By Deborah Paredez, reviewed by Stephanie Burt.

Parts of this vivid collection retell and respond to the experience of the poet’s father’s service in a military dental unit during the U.S. war in Vietnam and show how its aftermath affected her: “I am surprised sometimes by what comes out of my mouth, so I have to watch my tongue.” Other parts—held together by the serial title “Year of the Dog”—record public events in the United States during the 1970s and afterward, starting with the infamous National Guard–perpetrated violence at Kent State, moving to the Native occupation of Alcatraz, and concluding with the opening of the Vietnam Veterans Memorial, that “mirrored wall / of names.” A countercurrent of ancient Greek references—Hecuba, Troy, Antigone—runs through Paredez’s attention to modern history.
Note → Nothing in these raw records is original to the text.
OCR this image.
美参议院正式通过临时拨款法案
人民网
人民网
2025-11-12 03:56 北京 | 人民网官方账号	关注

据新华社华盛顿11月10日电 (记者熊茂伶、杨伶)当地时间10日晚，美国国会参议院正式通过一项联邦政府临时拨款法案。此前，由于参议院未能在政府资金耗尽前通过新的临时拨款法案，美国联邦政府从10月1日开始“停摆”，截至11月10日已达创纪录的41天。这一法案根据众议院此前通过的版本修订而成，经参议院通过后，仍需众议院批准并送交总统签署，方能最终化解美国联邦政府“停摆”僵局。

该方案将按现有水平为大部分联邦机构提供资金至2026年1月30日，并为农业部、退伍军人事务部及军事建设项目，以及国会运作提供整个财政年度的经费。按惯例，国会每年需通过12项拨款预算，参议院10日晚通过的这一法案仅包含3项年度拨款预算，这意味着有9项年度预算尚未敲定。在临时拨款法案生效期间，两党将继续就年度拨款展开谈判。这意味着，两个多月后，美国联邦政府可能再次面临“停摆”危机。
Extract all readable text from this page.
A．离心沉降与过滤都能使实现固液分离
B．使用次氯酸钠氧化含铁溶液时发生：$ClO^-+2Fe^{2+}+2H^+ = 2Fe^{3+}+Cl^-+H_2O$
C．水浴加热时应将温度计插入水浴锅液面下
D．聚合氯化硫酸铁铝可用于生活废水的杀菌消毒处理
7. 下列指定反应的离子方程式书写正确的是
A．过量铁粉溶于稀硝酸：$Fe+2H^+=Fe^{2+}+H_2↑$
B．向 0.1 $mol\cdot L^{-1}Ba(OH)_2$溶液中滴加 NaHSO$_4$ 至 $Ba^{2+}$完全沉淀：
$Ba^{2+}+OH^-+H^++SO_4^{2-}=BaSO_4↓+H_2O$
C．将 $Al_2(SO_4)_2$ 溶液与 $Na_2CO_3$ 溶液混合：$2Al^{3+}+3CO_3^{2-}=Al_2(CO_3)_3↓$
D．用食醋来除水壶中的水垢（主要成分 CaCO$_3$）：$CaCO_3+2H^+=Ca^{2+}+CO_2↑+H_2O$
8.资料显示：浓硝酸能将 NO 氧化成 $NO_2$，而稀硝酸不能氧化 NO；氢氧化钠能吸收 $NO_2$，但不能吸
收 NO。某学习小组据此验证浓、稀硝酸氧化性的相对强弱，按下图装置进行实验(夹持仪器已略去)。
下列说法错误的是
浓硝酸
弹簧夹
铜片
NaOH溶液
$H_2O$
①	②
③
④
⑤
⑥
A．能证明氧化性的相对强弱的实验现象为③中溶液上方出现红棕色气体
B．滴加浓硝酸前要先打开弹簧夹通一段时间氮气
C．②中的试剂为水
Another, full of visual and typographical effects, follows Phan Thi Kim Phúc, the woman made famous by a wartime photograph of her on fire with napalm at age nine. Paredez is also the author of a critical and scholarly study of the singer Selena, and scholarly energy supplements the poems here that include historical research. Those dominated by photographs or small groups of single words, however, may seem less original than her more conventionally lineated poems; the latter get across an inquisitive spirit, a wish to see how it really was for others, alongside a drive to know what, as a daughter, as a citizen, as a poet, she must now do.